Katharine Lee Bates, Class of 1880, Penned the Poem that Would Become the Lyrics to America's "Unofficial National Anthem"
In honor of the upcoming 4th of July holiday, here’s a little American history trivia: did you know that a song written by a Wellesley woman was almost our national anthem?
At Wellesley, "America the Beautiful" is routinely sung during Step Singing, Convocation, and Commencement, and other occasions (and, as called for by informal tradition, student singers bellow SISTERHOOD in place of brotherhood during a key refrain). Professor and poet, Katharine Lee Bates, Class of 1880, wrote the poem that would became the lyrics to the popular ballad in 1893.
Bates, an English professor, agreed to take a summer teaching position at Colorado College in Colorado Springs. She was impressed with the beauty and vastness of the United States and was inspired to write the words during the 2,000 mile cross-country train trip.
"She was on a train going through Kansas on the Fourth of July in 1893 and she saw wheat waving in the wind, golden wheat… She got to Colorado.

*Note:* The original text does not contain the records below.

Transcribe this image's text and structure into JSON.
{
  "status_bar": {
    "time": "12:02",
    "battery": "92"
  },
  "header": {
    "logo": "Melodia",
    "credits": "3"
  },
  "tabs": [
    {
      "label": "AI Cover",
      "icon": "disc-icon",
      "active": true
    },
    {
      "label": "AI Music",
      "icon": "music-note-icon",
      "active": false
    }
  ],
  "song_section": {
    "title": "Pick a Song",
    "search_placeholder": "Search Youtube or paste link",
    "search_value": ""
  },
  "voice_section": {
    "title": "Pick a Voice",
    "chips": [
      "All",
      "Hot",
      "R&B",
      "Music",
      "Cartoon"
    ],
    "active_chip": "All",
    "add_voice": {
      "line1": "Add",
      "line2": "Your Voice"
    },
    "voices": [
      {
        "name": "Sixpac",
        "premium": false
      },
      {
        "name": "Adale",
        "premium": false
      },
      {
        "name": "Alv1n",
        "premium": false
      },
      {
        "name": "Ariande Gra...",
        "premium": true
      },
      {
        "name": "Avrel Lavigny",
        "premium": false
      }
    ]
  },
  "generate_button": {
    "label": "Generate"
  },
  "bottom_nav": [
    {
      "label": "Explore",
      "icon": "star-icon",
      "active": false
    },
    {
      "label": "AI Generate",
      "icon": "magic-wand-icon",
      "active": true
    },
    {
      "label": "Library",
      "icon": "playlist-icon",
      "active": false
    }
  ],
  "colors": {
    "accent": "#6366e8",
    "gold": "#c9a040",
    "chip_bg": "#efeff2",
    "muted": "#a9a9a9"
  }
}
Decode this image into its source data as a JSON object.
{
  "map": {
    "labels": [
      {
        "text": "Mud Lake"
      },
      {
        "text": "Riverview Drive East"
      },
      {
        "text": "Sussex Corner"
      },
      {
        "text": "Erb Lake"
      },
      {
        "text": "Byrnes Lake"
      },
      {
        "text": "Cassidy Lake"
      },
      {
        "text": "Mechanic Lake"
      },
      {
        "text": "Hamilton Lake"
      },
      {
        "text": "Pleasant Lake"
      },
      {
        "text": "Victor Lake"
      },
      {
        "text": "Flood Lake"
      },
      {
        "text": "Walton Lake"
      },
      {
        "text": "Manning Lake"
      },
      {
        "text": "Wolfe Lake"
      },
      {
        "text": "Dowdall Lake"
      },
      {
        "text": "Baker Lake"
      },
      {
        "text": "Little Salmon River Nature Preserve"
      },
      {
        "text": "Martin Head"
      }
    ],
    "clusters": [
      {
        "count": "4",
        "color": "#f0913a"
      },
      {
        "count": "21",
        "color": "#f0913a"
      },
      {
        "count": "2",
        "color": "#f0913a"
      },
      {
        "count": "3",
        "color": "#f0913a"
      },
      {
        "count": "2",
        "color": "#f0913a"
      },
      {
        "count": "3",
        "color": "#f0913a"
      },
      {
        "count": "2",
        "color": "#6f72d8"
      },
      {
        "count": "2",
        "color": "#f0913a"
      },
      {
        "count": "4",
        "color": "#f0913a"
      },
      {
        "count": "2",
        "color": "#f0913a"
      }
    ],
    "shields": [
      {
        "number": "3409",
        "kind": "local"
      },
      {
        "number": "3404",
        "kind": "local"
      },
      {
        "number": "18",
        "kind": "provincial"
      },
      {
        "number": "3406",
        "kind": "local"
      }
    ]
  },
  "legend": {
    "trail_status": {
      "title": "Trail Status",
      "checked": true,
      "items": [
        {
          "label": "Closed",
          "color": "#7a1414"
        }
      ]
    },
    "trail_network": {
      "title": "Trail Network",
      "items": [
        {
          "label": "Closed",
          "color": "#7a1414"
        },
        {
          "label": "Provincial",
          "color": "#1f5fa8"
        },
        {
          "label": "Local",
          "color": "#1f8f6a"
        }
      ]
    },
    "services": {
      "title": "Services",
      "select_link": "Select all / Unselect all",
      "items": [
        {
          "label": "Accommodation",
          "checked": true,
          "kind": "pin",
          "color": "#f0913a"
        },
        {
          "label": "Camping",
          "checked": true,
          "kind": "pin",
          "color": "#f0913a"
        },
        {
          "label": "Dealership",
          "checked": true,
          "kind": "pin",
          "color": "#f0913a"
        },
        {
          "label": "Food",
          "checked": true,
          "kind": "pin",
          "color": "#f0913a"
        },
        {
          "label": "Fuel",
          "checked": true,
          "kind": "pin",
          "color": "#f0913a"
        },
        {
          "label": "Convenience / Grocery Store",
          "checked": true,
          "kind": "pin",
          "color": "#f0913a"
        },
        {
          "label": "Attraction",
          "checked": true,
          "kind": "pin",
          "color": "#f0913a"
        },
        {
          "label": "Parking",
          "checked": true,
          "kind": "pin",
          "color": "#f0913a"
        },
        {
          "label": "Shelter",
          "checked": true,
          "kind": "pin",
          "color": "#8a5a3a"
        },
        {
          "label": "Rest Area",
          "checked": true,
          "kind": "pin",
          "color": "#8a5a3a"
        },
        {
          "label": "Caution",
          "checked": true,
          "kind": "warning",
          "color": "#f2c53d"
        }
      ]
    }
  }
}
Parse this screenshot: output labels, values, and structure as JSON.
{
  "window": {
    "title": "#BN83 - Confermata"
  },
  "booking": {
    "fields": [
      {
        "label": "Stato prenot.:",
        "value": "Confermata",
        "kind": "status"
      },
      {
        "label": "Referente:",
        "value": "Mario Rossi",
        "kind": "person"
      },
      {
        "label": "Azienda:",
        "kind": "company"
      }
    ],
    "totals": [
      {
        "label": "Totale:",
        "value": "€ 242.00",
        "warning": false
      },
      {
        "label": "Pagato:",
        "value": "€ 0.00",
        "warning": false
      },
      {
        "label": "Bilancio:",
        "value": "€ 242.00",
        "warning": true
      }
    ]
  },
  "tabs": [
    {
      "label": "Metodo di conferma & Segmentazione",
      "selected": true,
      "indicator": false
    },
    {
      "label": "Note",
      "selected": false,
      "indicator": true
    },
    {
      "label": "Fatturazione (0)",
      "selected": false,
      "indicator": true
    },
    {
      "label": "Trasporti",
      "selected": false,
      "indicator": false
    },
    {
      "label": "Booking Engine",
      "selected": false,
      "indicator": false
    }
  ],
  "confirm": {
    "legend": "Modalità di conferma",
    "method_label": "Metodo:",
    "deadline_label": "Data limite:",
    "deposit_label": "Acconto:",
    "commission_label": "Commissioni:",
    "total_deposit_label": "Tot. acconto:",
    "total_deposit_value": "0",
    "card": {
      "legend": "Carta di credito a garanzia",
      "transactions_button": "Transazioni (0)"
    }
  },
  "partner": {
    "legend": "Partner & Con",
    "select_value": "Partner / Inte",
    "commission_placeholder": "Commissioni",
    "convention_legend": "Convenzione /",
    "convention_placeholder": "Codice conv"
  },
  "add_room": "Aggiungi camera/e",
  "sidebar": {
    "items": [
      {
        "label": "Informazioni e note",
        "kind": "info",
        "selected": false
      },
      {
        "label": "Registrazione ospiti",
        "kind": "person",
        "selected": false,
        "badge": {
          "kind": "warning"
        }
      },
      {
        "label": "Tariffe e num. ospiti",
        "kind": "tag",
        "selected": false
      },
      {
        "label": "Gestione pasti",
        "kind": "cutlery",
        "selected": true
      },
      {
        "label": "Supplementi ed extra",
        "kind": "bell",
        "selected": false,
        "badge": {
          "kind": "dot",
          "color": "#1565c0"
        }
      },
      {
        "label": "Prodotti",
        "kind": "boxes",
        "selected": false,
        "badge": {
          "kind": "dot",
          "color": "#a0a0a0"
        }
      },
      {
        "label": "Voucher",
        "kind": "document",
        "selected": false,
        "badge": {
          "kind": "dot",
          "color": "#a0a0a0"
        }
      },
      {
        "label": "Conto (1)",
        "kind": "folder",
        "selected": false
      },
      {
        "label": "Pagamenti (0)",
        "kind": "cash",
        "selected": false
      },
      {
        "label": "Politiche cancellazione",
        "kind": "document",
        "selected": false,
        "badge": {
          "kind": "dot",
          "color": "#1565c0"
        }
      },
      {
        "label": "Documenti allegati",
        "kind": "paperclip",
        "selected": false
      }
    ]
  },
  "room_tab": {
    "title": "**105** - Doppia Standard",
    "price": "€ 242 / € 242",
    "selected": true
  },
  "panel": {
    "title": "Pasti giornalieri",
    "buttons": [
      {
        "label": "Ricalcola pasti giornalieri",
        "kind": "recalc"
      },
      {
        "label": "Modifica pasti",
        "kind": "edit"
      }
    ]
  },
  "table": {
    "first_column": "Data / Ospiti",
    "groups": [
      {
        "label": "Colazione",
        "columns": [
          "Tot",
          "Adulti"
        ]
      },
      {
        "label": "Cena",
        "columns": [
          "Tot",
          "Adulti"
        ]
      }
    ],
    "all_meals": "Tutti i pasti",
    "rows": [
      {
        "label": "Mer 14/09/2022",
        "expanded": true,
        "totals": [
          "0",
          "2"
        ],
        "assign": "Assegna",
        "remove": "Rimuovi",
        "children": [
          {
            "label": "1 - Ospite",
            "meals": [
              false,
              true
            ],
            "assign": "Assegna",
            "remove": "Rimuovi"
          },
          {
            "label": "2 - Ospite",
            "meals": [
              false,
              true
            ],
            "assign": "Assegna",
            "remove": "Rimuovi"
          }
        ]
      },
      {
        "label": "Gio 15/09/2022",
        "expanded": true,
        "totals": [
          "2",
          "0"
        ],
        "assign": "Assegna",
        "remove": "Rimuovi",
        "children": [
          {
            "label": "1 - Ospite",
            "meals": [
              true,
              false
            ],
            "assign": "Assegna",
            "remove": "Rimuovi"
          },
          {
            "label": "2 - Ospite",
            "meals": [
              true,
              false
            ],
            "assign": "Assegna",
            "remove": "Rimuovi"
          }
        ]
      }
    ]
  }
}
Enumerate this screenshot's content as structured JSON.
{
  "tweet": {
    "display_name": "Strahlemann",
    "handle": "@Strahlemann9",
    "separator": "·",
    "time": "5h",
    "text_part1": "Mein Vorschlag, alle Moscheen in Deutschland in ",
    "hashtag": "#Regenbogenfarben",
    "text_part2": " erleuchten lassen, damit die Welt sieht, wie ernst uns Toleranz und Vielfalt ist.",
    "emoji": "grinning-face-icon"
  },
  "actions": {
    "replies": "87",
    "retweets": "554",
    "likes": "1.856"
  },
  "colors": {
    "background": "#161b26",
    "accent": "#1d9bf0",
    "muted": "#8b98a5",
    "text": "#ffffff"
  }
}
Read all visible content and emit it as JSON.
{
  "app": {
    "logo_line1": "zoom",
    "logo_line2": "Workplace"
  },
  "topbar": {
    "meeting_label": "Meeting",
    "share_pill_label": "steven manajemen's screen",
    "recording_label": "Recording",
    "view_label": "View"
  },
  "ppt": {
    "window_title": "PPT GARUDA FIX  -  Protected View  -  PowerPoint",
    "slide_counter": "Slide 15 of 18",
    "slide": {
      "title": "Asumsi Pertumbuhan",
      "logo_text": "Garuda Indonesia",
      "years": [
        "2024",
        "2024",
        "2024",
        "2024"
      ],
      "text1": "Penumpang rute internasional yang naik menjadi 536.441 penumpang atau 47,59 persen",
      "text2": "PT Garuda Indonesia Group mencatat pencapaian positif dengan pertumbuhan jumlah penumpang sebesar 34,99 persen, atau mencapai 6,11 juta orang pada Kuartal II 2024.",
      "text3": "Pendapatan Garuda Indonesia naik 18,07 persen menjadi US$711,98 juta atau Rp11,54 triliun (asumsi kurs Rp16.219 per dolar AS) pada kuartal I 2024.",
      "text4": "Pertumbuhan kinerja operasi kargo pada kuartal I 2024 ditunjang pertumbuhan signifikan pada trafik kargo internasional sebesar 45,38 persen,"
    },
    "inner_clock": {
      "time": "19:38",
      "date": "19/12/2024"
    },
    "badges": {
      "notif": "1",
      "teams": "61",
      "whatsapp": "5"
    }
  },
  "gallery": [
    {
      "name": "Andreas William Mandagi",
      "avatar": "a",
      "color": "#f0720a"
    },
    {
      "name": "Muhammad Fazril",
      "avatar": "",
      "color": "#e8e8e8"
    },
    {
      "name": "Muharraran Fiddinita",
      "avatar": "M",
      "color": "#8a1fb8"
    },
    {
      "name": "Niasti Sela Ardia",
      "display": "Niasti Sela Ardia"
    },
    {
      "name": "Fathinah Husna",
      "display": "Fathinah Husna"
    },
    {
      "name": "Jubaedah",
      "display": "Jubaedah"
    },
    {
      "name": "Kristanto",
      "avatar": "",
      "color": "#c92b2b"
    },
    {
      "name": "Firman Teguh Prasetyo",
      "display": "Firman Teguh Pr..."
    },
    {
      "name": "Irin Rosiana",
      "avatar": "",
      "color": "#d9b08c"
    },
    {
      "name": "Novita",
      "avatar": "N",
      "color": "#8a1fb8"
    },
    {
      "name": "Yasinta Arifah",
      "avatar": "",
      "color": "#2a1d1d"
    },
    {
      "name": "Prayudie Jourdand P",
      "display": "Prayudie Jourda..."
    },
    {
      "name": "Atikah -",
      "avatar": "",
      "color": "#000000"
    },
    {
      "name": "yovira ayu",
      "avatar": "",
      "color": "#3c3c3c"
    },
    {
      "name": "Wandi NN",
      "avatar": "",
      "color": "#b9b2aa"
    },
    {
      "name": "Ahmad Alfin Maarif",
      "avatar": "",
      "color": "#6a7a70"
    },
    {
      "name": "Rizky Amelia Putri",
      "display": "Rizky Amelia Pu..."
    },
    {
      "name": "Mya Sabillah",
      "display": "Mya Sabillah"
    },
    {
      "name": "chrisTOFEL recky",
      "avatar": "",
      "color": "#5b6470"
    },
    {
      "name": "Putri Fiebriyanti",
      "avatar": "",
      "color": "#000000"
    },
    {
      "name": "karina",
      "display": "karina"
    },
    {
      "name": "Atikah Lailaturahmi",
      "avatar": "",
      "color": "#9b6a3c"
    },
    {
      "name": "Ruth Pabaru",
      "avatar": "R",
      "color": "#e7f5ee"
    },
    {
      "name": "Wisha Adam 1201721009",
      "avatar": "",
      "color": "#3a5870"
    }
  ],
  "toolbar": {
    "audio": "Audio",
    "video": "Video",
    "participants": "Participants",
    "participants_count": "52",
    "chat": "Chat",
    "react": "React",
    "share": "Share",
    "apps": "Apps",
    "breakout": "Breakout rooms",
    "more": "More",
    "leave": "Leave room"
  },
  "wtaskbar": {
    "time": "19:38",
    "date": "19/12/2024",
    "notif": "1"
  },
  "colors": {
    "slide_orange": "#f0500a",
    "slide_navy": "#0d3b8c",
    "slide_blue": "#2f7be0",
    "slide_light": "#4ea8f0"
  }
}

She saw the Rocky Mountains, purple gorgeous mountains… This trip was giving her fodder for the greatest poem she would ever write," said Lynn Sherr ‘63 in a 2001 interview with ABC news. Sherr is author of a book called America the Beautiful: The Stirring True Story Behind Our Nation's Favorite Song.
The poem's original four stanzas were printed on July 4, 1895 in an issue of The Congregationalist newspaper. The final poem was published in the Boston Evening Transcript nine years later. A strong push was made to adopt the hymn as the national anthem in 1926, but President Herbert Hoover chose the "Star-Spangled Banner" instead, despite protests from some who disagreed with the choice of a song written in battle and others who found it too difficult to sing.
There are still occasional conversations as to whether the song Bates' lyrics, which is sometimes called the "unofficial national anthem," should be made the official national anthem. Including a push in 2014 by Senator Tom Harkin (D-Iowa) as a last act before his retirement.
"I love this song," said Sherr in the ABC interview. "I think it's simple, I think it's emotional, and I think it talks about a country, a land and its people — not just about a flag, not just about a battle. It doesn't talk about conquest. It talks about the possibilities of this nation."
Bates was an English professor at Wellesley from 1885 to 1925. The Wellesley College Archives contain several boxes of America the Beautiful memorabilia and related materials among the papers of Katharine Lee Bates, dating from 1866 to 1977.